RECEIPT OF SIGNAL FROM SURFACE European Space Agency receiving signals from @Philae2014 on surface of comet #67P /CG #cometlanding

— ESA Operations (@esaoperations) November 12, 2014

Update, 11:46 EST: ESA reports that harpoons didn’t fire as they’d thought. The team is looking into refiring options.

More analysis of @Philae2014 telemetry indicates harpoons did not fire as 1st thought. Lander in gr8 shape. Team looking at refire options — ESA Operations (@esaoperations) November 12, 2014

Update, 12:59 EST: Philae’s touchdown seen from its camera.

Great shot! MT @Philae2014 : . @ESA_Rosetta See for yourself! ROLIS imaged #67P just 3km away! #CometLanding

— ESA Rosetta Mission (@ESA_Rosetta) November 12, 2014

Update, 2:28 EST: Check out the Flickr photos of Philae’s landing on 67P. If you missed the final media briefing of the day, there will be another one tomorrow at 8am EST. Check back here for the stream (same video player, above). Update, Nov. 13 9:51 a.m. EST: Philae is on the surface of the comet, but it actually bounced several times to get where it is now. Currently, one of the lander’s three feet is suspended in space; the other two rest on the surface despite the harpoon system’s failure to launch. In addition, Philae is hiding in the shadow of cliff about a kilometer away from the planned landing site, limiting the amount of sunlight available for the lander to use in recharging its batteries. If Philae can’t recharge, it’ll only have about 64 hours (from the time of touchdown) to conduct experiments.
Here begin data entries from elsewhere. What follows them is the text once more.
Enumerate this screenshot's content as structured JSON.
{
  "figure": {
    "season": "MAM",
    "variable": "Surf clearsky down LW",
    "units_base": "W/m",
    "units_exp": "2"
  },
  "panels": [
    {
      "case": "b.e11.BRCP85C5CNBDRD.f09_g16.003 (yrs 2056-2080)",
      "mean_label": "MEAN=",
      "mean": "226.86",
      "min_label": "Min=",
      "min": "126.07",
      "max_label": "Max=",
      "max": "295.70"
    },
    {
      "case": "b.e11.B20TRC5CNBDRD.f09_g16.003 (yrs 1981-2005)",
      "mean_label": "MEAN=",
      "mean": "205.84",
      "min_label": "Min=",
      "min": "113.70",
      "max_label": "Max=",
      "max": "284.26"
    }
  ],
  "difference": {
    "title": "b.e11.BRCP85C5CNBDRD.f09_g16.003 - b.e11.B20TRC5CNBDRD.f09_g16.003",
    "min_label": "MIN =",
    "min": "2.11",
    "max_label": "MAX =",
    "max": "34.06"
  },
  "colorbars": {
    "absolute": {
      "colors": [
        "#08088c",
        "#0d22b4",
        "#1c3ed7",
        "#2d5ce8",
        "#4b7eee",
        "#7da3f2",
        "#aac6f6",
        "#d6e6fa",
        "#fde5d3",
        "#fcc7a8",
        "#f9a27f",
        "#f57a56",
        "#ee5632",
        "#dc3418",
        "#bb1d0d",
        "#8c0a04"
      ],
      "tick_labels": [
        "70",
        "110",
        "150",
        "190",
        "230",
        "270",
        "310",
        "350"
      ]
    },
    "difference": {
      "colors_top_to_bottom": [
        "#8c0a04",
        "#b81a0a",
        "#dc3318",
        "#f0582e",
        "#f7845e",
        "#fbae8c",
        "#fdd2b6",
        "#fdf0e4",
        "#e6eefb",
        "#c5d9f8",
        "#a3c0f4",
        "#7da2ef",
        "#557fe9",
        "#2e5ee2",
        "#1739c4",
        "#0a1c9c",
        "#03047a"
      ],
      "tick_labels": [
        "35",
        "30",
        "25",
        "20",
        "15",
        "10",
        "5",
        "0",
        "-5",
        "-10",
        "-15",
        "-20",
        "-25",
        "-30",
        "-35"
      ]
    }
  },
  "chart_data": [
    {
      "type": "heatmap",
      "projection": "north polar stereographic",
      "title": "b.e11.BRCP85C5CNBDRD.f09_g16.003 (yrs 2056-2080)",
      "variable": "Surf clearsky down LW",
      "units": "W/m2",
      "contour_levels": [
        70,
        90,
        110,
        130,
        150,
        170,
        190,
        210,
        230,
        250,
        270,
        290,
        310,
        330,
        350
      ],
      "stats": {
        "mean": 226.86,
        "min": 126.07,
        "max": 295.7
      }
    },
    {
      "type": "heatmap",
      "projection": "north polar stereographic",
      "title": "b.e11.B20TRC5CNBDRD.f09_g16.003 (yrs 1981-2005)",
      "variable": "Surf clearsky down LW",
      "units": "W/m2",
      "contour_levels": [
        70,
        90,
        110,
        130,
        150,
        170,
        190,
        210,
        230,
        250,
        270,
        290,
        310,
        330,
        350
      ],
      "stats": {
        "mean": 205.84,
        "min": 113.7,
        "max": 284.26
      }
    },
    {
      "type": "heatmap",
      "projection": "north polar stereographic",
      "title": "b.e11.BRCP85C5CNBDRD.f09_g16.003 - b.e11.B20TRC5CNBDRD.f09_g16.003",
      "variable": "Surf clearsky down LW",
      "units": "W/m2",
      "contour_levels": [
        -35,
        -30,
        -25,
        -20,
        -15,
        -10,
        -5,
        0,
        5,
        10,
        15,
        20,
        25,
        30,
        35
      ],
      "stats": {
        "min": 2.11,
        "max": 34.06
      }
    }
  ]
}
Now that I’m safely on the ground, here is what my new home #67P looks like from where I am. #CometLanding — Philae Lander (@Philae2014) November 13, 2014

Philae planned to land in the red area, but ended up somewhere in the blue diamond.

ESA scientists say they are wary of giving the harpoons a second go until they know exactly where Philae is and what the surrounding terrain looks like. Otherwise, a hasty attempt could catapult the lander back into space.
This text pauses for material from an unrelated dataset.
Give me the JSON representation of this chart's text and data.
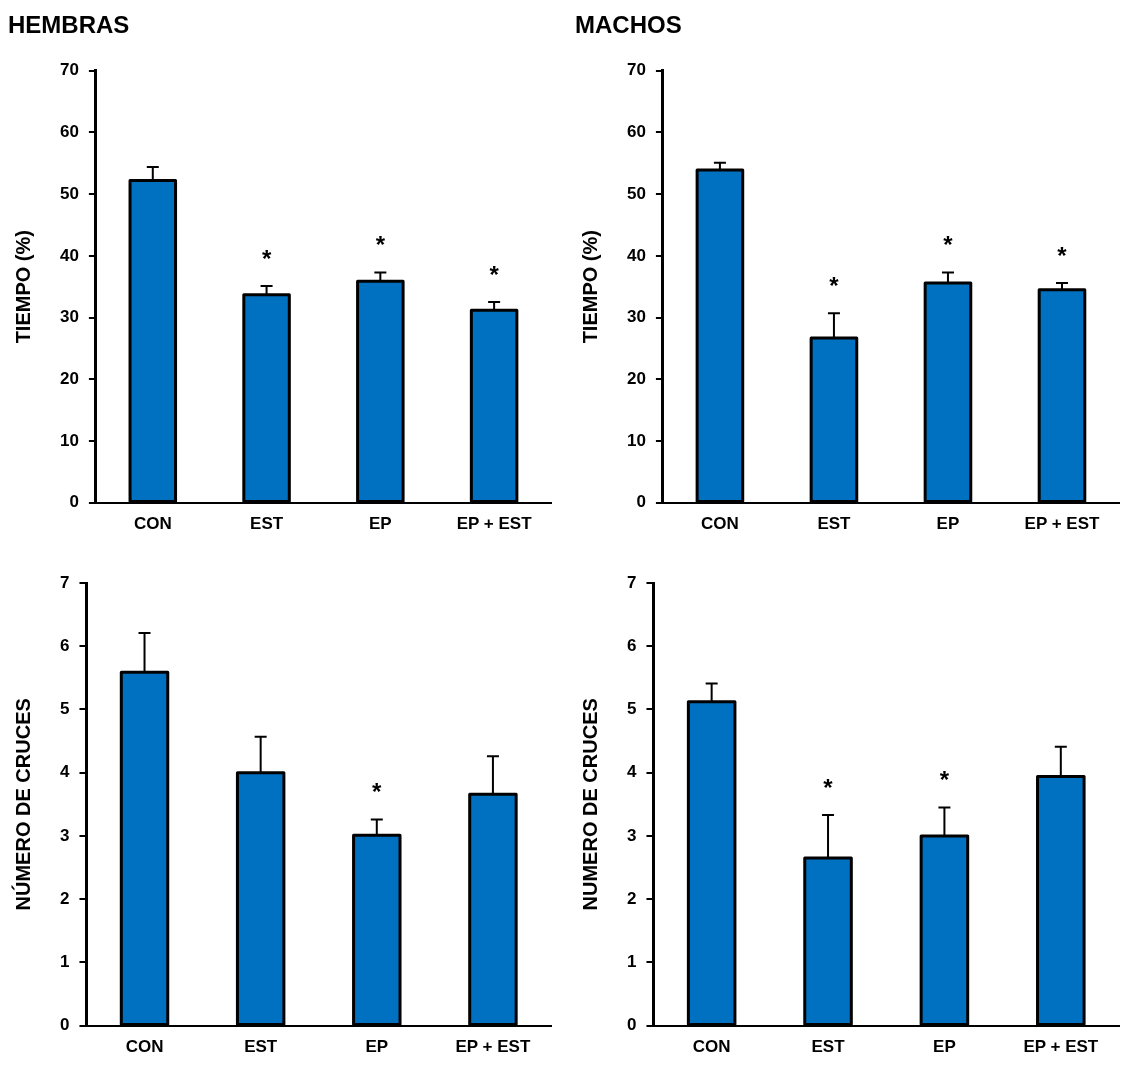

Update, Nov. 14 4:35 p.m. EST: ESA Operations reports that Philae has drilled 25 centimeters (10 inches) into the comet to start taking samples of the 4.5-billion-year-old material beneath its surface. Unfortunately, it doesn’t look like the lander has much time left; its batteries are draining, and without direct access to sunlight, it can’t recharge its solar panels. Mission control is scheduled to make contact with Philae again overnight, but its power could be exhausted by then. If that’s the case, Philae will remain inert for the coming months while Rosetta continues to circle the comet. Nevertheless, scientists urge the public to acknowledge Rosetta’s successes thus far, rather than the few inevitable kinks along the way.
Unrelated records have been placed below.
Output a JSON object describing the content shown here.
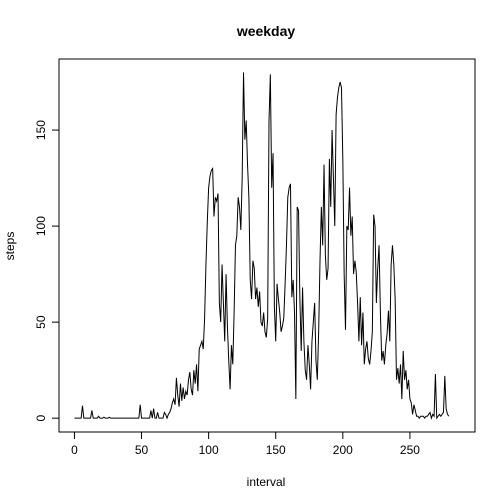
{
  "chart_data": {
    "type": "line",
    "title": "weekday",
    "xlabel": "interval",
    "ylabel": "steps",
    "xlim": [
      -11.5,
      298.5
    ],
    "ylim": [
      -7.2,
      187
    ],
    "xticks": [
      0,
      50,
      100,
      150,
      200,
      250
    ],
    "yticks": [
      0,
      50,
      100,
      150
    ],
    "grid": false,
    "line_color": "#000000",
    "x_start": 0,
    "x_step": 1,
    "values": [
      0.0,
      0.0,
      0.0,
      0.0,
      0.0,
      0.0,
      6.5,
      0.0,
      0.0,
      0.0,
      0.0,
      0.0,
      0.0,
      4.0,
      0.0,
      0.0,
      0.0,
      0.0,
      1.0,
      0.0,
      0.0,
      0.0,
      0.5,
      0.0,
      0.0,
      0.0,
      0.5,
      0.0,
      0.0,
      0.0,
      0.0,
      0.0,
      0.0,
      0.0,
      0.0,
      0.0,
      0.0,
      0.0,
      0.0,
      0.0,
      0.0,
      0.0,
      0.0,
      0.0,
      0.0,
      0.0,
      0.0,
      0.0,
      0.0,
      7.0,
      0.0,
      0.0,
      0.0,
      0.0,
      0.0,
      0.0,
      0.0,
      4.0,
      0.0,
      5.0,
      0.0,
      0.0,
      3.0,
      0.0,
      0.0,
      0.0,
      0.0,
      3.0,
      2.0,
      0.0,
      2.0,
      3.0,
      5.0,
      8.0,
      10.0,
      7.0,
      21.0,
      12.0,
      6.0,
      18.0,
      9.0,
      16.0,
      10.0,
      14.0,
      12.0,
      20.0,
      24.0,
      15.0,
      12.0,
      25.0,
      18.0,
      28.0,
      14.0,
      36.0,
      38.0,
      40.0,
      36.0,
      52.0,
      80.0,
      102.0,
      120.0,
      126.0,
      129.0,
      130.0,
      105.0,
      115.0,
      113.0,
      117.0,
      60.0,
      50.0,
      80.0,
      60.0,
      40.0,
      75.0,
      48.0,
      30.0,
      15.0,
      38.0,
      28.0,
      55.0,
      90.0,
      95.0,
      115.0,
      110.0,
      98.0,
      125.0,
      180.0,
      145.0,
      155.0,
      132.0,
      115.0,
      72.0,
      62.0,
      82.0,
      78.0,
      62.0,
      68.0,
      58.0,
      66.0,
      50.0,
      48.0,
      55.0,
      45.0,
      42.0,
      52.0,
      155.0,
      179.0,
      120.0,
      138.0,
      58.0,
      40.0,
      70.0,
      62.0,
      55.0,
      45.0,
      48.0,
      52.0,
      70.0,
      90.0,
      115.0,
      120.0,
      122.0,
      63.0,
      72.0,
      55.0,
      10.0,
      110.0,
      108.0,
      62.0,
      35.0,
      68.0,
      40.0,
      25.0,
      20.0,
      38.0,
      28.0,
      15.0,
      40.0,
      50.0,
      60.0,
      30.0,
      20.0,
      45.0,
      82.0,
      110.0,
      90.0,
      132.0,
      85.0,
      72.0,
      78.0,
      135.0,
      110.0,
      150.0,
      125.0,
      100.0,
      158.0,
      167.0,
      172.0,
      175.0,
      172.0,
      135.0,
      75.0,
      46.0,
      100.0,
      98.0,
      120.0,
      95.0,
      105.0,
      75.0,
      82.0,
      76.0,
      60.0,
      40.0,
      63.0,
      38.0,
      55.0,
      28.0,
      36.0,
      40.0,
      31.0,
      28.0,
      35.0,
      45.0,
      106.0,
      100.0,
      60.0,
      78.0,
      90.0,
      55.0,
      30.0,
      35.0,
      28.0,
      38.0,
      44.0,
      56.0,
      40.0,
      80.0,
      90.0,
      80.0,
      62.0,
      20.0,
      26.0,
      18.0,
      28.0,
      10.0,
      35.0,
      20.0,
      25.0,
      15.0,
      20.0,
      10.0,
      8.0,
      2.0,
      7.0,
      4.0,
      1.0,
      1.0,
      0.0,
      1.0,
      1.0,
      1.0,
      0.0,
      1.0,
      1.0,
      2.0,
      3.0,
      0.0,
      2.0,
      1.0,
      23.0,
      0.0,
      1.0,
      2.0,
      1.0,
      2.0,
      3.0,
      22.0,
      5.0,
      2.0,
      1.0
    ]
  }
}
Update, Nov. 15: The ESA lost contact with Philae at 6:36 p.m. EST Nov. 14. The lander is now in “idle mode,” and it’s unlikely that communication will be reestablished in the near future. Philae could reawaken if sunlight manages to reach its solar panels. Before it went to sleep, though, it sent some data back that scientists hope could help solve the mysteries of our solar system’s birth.